El reencuentro deportivo llegó hace apenas unos meses. A pesar de vivir a cientos de kilómetros de distancia, ambas decidieron volver a intentarlo. Los entrenamientos fueron separados, cada una en su club, pero con un objetivo común: disfrutar de nuevo de una competición nacional.
Mónica encontró ese impulso en el Club Tennis Taula La Vila Joiosa, donde fue recibida con los brazos abiertos para preparar un campeonato que acabaría convirtiéndose en mucho más que un torneo.
El papel decisivo del Club Tennis Taula La Vila Joiosa
Tras regresar de Zaragoza, la deportista ha querido hacer pública una carta de agradecimiento dirigida especialmente a la entidad vilera y a todas las personas que hicieron posible este regreso.

En ella destaca el apoyo recibido por parte del presidente del club, Juan Palacios, así como de los jugadores y compañeros que la ayudaron durante meses de preparación.
> «Me abrieron las puertas del club desde el primer día, confiaron en mí y me hicieron sentir parte de una gran familia.

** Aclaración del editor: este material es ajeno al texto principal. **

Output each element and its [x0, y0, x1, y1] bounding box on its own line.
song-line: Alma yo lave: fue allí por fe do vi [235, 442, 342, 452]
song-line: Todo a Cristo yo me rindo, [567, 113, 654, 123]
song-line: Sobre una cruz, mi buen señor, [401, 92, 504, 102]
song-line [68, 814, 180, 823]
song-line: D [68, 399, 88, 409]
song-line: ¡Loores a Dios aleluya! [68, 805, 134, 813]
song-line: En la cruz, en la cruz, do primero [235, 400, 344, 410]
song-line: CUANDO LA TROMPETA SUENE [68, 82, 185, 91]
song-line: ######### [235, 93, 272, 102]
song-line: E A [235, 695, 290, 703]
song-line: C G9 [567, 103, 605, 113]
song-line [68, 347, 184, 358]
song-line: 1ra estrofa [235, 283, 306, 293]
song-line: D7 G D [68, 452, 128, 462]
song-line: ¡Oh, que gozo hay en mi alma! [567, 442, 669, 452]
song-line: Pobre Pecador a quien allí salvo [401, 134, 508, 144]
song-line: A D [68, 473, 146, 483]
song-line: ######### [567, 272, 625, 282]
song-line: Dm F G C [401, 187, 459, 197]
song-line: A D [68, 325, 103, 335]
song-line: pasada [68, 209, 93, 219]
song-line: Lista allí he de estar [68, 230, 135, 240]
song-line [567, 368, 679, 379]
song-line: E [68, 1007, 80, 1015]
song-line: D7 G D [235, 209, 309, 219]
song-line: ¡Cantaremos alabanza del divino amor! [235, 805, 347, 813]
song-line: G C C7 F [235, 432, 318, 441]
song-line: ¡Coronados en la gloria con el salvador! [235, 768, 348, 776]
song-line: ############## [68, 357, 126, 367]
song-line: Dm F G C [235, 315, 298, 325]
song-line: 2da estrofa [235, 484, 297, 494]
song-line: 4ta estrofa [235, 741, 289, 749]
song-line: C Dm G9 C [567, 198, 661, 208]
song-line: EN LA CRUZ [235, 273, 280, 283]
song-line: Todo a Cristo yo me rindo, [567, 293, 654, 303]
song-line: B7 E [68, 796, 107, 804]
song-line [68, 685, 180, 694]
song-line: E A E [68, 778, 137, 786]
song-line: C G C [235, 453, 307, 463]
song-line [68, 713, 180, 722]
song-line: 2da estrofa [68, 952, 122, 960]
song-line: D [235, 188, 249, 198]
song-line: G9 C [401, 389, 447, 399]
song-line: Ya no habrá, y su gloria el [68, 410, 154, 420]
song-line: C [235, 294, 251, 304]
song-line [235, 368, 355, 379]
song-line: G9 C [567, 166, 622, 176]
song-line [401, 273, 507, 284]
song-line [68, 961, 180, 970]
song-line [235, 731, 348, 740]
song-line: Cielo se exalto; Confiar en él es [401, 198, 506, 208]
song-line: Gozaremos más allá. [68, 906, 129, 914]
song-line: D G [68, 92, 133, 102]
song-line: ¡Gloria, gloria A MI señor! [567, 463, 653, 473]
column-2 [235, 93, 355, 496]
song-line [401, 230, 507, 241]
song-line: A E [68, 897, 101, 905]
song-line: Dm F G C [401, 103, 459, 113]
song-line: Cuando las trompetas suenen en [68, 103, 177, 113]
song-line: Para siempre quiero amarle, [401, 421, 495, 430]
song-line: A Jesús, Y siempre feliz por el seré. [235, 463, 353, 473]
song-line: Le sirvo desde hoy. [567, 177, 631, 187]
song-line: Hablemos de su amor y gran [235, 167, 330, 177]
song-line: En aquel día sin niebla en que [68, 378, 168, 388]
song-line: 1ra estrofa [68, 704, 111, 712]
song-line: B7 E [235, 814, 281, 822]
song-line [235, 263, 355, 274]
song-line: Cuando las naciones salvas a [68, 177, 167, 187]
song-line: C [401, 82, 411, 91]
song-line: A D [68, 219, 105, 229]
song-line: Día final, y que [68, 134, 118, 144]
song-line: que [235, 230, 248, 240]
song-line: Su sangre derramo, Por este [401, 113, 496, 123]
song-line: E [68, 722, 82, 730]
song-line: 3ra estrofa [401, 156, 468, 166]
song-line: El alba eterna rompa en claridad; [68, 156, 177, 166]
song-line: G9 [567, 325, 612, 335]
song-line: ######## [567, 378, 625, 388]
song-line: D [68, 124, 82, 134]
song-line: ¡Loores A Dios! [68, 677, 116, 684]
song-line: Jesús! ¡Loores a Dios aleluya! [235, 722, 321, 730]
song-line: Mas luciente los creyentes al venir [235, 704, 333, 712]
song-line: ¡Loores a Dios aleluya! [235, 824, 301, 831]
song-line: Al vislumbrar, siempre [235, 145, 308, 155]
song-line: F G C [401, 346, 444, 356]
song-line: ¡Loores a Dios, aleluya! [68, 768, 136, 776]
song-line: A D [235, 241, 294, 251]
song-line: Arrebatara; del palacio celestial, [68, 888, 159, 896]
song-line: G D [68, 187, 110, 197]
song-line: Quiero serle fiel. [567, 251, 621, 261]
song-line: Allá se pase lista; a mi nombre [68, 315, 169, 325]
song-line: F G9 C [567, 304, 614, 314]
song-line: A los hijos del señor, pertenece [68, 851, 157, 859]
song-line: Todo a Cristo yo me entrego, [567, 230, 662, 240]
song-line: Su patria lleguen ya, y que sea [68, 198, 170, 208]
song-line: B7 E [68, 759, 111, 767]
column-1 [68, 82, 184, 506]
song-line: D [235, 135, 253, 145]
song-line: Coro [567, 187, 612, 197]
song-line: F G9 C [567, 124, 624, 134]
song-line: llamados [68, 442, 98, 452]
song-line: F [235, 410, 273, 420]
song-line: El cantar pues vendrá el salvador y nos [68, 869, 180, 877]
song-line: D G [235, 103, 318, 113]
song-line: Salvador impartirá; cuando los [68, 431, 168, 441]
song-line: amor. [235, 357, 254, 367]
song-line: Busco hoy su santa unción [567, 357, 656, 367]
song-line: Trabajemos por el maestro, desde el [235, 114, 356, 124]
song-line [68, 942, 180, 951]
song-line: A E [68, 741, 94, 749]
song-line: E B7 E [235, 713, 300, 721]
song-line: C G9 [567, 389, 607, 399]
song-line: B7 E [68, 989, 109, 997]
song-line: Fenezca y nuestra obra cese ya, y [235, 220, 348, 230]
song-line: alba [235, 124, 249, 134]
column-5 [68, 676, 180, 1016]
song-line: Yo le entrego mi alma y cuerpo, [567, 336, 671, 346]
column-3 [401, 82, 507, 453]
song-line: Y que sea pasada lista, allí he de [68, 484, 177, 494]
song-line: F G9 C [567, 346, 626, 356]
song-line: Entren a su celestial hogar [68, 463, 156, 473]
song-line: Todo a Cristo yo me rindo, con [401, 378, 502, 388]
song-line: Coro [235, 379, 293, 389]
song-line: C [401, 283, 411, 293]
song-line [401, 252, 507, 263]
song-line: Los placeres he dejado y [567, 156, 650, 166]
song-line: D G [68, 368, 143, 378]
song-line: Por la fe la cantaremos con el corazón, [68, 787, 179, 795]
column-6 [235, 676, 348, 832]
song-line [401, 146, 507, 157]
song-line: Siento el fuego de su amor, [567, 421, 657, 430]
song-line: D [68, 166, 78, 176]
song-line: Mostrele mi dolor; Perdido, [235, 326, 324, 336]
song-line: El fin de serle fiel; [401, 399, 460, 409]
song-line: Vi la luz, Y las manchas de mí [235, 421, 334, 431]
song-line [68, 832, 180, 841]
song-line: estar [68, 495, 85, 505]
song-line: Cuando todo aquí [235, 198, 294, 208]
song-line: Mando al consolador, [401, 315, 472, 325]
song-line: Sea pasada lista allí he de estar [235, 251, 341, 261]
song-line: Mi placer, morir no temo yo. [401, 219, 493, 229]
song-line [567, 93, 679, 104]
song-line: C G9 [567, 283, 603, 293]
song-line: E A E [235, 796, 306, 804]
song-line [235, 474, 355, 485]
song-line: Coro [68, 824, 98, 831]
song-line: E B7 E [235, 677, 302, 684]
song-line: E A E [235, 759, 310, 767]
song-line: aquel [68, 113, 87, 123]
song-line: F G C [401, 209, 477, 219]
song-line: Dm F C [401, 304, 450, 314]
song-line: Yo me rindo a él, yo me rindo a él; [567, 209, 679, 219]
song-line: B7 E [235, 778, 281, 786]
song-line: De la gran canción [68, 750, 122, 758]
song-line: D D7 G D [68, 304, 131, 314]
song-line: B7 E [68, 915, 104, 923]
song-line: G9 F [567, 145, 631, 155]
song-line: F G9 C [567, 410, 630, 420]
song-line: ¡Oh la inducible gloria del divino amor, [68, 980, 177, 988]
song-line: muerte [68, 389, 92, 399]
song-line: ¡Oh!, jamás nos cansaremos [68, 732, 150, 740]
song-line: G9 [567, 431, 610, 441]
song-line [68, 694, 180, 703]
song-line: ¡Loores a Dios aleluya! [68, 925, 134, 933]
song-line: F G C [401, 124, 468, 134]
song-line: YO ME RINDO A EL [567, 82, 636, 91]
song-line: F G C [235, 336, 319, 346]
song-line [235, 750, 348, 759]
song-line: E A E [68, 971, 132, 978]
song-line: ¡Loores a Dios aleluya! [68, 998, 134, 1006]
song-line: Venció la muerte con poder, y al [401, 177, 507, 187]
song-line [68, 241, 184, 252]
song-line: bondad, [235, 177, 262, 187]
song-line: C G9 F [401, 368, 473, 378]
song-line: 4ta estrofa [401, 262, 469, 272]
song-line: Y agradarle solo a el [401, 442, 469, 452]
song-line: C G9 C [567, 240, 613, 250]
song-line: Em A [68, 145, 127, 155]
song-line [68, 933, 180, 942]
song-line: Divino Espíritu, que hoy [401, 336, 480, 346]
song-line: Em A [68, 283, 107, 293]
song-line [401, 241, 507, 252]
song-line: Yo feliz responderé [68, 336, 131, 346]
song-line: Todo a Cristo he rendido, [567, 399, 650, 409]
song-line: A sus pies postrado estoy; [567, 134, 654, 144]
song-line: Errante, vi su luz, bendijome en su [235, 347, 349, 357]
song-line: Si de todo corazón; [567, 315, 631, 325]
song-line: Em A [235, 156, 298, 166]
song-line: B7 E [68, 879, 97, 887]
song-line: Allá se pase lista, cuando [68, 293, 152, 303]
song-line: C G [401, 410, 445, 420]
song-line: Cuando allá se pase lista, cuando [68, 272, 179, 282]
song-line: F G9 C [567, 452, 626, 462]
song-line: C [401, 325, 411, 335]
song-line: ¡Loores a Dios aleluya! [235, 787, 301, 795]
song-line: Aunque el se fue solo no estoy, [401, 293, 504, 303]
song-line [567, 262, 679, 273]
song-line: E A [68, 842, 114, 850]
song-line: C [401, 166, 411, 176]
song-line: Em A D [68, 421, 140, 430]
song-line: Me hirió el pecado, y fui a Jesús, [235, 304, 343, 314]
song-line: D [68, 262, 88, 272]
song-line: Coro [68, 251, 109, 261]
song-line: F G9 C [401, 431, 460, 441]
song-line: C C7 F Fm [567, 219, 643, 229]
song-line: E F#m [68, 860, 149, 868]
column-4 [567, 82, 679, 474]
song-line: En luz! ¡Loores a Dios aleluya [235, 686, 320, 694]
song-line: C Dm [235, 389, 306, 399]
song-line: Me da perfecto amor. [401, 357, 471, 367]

Sin ellos nunca habría podido volver a competir al máximo nivel.»
Mónica también agradece el esfuerzo realizado por quienes compartieron entrenamientos, partidos y horas de preparación, subrayando que el ambiente humano del club fue tan importante como el deportivo.
Mucho más que una medalla
Aunque el bronce nacional supone un éxito deportivo, para Mónica el verdadero premio ha sido demostrar que nunca es tarde para recuperar los sueños.
Volver a compartir pista con Sonia López cuatro décadas después ha cerrado un círculo que comenzó cuando ambas eran adolescentes y que parecía haber quedado únicamente en el recuerdo.
El deporte les ha regalado una segunda oportunidad para escribir un nuevo capítulo de una historia que comenzó hace 40 años y que hoy sigue inspirando.
Una carta de agradecimiento nacida desde el corazón
La jugadora de Finestrat asegura que este reconocimiento no busca destacar únicamente el resultado obtenido, sino poner en valor el trabajo silencioso de un club que apuesta cada día por el deporte de base y por quienes desean seguir compitiendo sin importar la edad.

Su mensaje es un homenaje a todos los compañeros, entrenadores y amigos que hicieron posible este regreso a la competición nacional.
Porque, como demuestra esta historia, algunas victorias no se miden únicamente en medallas, sino en la capacidad de volver a ilusionarse.